BRIEF DESCRIPTION OF THE DRAWINGS FIG. 1a is a perspective view showing an embodiment of claim 2 of the present invention b: top view showing an embodiment of claim 2 of the present invention c, d: description of the operation of the beam of the acceleration sensor shown in FIGS. Figure

2a: a perspective view showing an embodiment of the first aspect of the present invention; b: a side view showing an embodiment of the first aspect of the present invention; c: a top plan view showing an embodiment of the first aspect of the present invention; : Operation explanatory view of beam of acceleration sensor shown in FIGS.
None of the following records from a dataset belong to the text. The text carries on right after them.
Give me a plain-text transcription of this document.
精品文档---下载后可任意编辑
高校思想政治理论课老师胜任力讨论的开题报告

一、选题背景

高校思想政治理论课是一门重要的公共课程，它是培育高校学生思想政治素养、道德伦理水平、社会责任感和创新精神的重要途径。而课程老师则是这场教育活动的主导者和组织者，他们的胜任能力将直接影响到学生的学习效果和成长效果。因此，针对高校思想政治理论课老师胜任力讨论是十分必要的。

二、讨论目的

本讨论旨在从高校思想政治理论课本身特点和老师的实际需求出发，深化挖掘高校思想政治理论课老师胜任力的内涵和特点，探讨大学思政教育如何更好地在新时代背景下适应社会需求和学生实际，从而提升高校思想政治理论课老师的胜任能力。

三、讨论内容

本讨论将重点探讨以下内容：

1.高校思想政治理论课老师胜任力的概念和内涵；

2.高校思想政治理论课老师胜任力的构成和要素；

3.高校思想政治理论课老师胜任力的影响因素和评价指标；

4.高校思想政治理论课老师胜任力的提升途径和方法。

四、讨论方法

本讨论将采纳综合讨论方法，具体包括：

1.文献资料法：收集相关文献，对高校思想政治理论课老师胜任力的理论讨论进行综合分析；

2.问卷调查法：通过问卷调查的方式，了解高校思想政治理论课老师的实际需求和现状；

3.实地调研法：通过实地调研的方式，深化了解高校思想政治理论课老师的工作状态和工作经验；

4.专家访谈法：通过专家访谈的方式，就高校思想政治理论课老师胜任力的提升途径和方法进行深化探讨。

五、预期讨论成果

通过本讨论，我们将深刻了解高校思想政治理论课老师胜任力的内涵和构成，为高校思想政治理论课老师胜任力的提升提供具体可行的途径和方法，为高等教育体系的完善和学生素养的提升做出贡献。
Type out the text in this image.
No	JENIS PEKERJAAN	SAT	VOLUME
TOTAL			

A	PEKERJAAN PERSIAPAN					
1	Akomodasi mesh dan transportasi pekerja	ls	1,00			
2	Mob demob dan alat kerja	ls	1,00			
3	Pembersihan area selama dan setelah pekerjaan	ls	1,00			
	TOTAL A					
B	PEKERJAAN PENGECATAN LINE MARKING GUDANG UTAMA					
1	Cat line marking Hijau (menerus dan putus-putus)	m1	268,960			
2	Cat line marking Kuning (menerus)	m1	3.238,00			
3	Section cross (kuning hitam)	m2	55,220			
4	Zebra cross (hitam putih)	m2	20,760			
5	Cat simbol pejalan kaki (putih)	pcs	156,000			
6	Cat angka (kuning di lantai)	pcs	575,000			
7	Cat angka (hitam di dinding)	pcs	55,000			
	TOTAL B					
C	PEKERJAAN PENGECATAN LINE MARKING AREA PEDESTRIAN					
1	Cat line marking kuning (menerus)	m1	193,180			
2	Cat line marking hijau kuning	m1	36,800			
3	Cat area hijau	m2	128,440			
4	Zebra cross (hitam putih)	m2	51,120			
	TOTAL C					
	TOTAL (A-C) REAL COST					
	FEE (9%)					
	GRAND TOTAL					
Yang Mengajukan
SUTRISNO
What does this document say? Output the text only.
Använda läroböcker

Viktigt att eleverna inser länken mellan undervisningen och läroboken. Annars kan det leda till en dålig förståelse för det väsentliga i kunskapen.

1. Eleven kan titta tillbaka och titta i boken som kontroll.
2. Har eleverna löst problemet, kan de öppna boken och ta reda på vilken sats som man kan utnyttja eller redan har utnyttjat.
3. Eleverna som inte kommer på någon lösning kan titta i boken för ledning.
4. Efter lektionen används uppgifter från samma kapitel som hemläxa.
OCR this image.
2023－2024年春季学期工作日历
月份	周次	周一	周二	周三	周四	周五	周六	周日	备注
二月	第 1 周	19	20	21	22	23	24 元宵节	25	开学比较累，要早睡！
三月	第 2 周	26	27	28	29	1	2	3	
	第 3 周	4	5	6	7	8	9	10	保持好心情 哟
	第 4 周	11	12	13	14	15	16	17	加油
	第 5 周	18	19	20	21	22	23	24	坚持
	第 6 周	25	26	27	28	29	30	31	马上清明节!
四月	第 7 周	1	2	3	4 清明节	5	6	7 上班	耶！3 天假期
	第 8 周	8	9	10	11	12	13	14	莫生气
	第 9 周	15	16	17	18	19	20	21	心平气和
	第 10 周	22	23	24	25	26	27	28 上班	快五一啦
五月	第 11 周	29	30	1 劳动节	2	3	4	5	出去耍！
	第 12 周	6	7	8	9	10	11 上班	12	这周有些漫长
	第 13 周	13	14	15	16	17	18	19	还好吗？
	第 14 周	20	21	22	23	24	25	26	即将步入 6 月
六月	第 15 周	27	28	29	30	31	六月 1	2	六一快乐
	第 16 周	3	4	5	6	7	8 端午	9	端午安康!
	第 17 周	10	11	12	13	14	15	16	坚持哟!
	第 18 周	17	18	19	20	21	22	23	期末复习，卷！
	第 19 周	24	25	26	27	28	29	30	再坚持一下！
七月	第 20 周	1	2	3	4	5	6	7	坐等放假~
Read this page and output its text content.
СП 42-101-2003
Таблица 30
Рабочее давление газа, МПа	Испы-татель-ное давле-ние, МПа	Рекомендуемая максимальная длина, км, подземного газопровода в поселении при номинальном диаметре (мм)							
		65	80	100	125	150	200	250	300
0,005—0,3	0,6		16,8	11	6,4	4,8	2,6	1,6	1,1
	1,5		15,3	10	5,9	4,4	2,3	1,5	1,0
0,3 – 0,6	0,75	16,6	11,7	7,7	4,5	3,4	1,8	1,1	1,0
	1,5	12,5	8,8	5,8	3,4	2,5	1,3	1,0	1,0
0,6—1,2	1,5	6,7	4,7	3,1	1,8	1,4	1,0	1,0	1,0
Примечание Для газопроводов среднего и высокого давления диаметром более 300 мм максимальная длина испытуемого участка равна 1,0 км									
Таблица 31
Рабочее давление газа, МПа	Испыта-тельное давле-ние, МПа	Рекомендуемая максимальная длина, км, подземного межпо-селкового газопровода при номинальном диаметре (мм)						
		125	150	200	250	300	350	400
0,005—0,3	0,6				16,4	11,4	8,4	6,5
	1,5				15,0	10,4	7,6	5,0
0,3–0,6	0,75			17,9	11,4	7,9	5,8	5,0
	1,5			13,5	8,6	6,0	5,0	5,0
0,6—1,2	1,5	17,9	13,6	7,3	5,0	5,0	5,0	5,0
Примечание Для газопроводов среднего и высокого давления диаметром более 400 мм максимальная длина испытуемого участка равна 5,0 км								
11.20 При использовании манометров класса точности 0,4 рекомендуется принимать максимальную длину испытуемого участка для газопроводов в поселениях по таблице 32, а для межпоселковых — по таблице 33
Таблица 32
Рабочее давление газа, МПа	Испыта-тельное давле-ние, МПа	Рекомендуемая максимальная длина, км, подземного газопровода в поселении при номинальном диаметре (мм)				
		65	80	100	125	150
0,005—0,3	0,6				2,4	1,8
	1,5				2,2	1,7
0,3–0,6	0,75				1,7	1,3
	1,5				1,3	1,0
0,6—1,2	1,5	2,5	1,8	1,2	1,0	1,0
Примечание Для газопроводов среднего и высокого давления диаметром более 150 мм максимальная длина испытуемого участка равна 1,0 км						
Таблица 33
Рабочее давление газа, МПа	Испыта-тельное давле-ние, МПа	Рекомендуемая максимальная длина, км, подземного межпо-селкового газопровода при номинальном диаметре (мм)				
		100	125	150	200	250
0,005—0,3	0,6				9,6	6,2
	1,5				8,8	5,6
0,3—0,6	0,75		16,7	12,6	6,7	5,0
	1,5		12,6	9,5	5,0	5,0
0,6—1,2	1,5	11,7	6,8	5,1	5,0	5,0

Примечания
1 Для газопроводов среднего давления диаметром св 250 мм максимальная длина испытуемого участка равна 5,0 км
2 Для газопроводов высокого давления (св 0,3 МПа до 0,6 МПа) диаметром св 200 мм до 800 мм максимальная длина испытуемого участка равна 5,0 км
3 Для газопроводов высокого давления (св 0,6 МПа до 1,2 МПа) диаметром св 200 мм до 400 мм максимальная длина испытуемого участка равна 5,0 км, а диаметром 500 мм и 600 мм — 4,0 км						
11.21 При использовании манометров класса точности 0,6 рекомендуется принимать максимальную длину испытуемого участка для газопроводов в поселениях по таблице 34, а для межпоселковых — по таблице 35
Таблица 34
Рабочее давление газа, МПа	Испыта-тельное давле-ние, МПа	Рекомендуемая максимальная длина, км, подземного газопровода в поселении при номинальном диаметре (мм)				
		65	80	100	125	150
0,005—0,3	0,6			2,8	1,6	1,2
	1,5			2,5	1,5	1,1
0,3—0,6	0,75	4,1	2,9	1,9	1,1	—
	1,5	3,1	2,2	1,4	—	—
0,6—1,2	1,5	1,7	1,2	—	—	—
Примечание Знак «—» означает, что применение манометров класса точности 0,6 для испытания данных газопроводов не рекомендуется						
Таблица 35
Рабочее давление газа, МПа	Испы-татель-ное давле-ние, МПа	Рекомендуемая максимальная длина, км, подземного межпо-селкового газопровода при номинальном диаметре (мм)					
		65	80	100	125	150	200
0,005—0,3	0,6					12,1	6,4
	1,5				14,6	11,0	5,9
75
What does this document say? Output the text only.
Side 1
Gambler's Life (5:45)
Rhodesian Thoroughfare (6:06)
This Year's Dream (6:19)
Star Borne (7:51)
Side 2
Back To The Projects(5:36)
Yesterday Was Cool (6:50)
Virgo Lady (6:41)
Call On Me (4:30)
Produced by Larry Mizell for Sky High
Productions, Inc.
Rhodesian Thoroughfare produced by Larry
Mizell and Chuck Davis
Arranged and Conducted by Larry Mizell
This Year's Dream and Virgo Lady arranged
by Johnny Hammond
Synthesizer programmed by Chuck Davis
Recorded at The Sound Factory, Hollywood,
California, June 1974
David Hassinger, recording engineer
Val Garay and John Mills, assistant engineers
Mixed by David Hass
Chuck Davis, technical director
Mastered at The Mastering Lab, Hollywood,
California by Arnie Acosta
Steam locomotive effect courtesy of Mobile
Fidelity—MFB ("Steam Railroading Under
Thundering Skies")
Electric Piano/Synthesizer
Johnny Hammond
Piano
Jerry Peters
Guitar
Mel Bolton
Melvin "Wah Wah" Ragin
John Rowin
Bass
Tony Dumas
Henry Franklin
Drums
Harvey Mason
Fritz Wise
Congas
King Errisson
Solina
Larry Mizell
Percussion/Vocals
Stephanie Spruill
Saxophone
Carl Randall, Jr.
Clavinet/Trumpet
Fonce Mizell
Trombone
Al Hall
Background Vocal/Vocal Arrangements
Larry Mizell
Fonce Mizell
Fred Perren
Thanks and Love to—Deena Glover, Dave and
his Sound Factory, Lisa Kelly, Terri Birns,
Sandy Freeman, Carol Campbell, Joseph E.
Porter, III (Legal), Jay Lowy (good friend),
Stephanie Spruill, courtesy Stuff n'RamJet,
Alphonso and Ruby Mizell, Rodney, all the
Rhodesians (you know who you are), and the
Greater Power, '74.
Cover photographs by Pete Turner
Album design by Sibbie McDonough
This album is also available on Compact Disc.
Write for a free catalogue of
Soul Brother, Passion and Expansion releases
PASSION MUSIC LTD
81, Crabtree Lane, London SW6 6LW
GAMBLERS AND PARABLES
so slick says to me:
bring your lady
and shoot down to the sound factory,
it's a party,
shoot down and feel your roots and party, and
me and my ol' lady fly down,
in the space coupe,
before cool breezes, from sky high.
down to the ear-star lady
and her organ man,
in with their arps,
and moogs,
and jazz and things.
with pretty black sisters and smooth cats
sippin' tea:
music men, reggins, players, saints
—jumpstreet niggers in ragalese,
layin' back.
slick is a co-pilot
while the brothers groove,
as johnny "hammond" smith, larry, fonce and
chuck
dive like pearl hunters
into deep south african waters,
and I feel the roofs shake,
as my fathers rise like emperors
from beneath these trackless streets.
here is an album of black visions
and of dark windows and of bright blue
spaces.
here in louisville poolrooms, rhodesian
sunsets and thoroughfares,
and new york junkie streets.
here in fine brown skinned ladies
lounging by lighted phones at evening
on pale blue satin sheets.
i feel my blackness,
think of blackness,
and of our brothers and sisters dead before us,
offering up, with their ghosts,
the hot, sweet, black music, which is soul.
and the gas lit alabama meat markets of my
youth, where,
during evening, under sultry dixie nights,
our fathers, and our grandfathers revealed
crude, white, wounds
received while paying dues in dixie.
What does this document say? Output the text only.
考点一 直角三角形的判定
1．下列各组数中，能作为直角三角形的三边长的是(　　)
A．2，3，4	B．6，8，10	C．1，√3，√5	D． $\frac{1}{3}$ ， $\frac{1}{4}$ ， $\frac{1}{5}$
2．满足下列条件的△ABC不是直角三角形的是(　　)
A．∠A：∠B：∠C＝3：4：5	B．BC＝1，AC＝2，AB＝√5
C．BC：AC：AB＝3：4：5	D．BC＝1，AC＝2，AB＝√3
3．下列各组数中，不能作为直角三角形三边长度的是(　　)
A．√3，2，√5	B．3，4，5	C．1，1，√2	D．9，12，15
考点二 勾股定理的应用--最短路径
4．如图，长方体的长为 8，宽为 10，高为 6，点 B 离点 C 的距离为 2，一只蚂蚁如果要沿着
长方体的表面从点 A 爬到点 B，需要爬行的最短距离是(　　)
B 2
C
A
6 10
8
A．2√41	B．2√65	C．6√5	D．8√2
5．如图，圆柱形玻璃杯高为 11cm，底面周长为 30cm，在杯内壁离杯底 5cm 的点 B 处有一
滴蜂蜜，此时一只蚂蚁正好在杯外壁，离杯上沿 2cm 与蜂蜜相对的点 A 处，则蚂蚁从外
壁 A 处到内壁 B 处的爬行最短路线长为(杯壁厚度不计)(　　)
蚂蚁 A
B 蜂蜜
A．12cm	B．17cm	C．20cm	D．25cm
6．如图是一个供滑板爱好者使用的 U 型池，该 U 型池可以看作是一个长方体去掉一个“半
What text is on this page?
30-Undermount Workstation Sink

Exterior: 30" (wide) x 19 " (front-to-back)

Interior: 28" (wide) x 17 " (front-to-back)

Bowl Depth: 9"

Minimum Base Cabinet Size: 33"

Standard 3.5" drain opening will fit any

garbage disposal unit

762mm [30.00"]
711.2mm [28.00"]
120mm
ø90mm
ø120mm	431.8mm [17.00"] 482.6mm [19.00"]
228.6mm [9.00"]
3a is an illustrative view of a one-dimensional acceleration sensor having a conventional configuration. B: operation explanatory view of a beam of the acceleration sensor shown in FIG.

4A is a top view of a three-dimensional acceleration sensor having a conventional configuration. B is a cross-sectional view of a three-dimensional acceleration sensor having a conventional configuration. C and d are operation explanatory diagrams of beams of the acceleration sensor shown in FIGS. 4A and 4B.

[Explanation of symbols]

DESCRIPTION OF SYMBOLS 1 1 cantilever vibrating body 2 2nd cantilever vibrating body 3 3rd cantilever vibrating body 4 4th cantilever vibrating body 5 Addition formed in 1st cantilever vibrating body Mass 6 Additional mass formed on second cantilever vibrating body 7 Additional mass formed on third cantilever vibrating body 8 Additional mass formed on fourth cantilever vibrating body 9 First Strain detecting element formed on cantilever vibrating body 10 Strain detecting element formed on second cantilever vibrating body 11 Strain detecting element formed on third cantilever vibrating body 12 Fourth cantilever Strain detecting element formed on beam vibrator 13 Fixed pedestal 14 Mounting hole for installation 15 Electrode 16 Electrode

[Table 1]

[Table 2]

Claims (2)

[Claims] 1. A vibrating body on two plates, a strain detecting element such as a piezoelectric element or a strain gauge element formed on a surface of the vibrating body, and a free end of one end of the vibrating body on a front surface and a back surface of the plate. An end of the vibrator is supported by a common fixed pedestal and includes additional masses arranged upside down with respect to each other, and the longitudinal center lines of these vibrators are arranged parallel to each other. Acceleration sensor with cantilever structure. 2. The two sets of acceleration sensors according to claim 1 are arranged orthogonally at the X and Y orthogonal coordinate systems, with the X and Y orthogonal points as the origin, and one set of the acceleration sensors on the X axis at the same position from the origin. An acceleration sensor having a cantilever structure.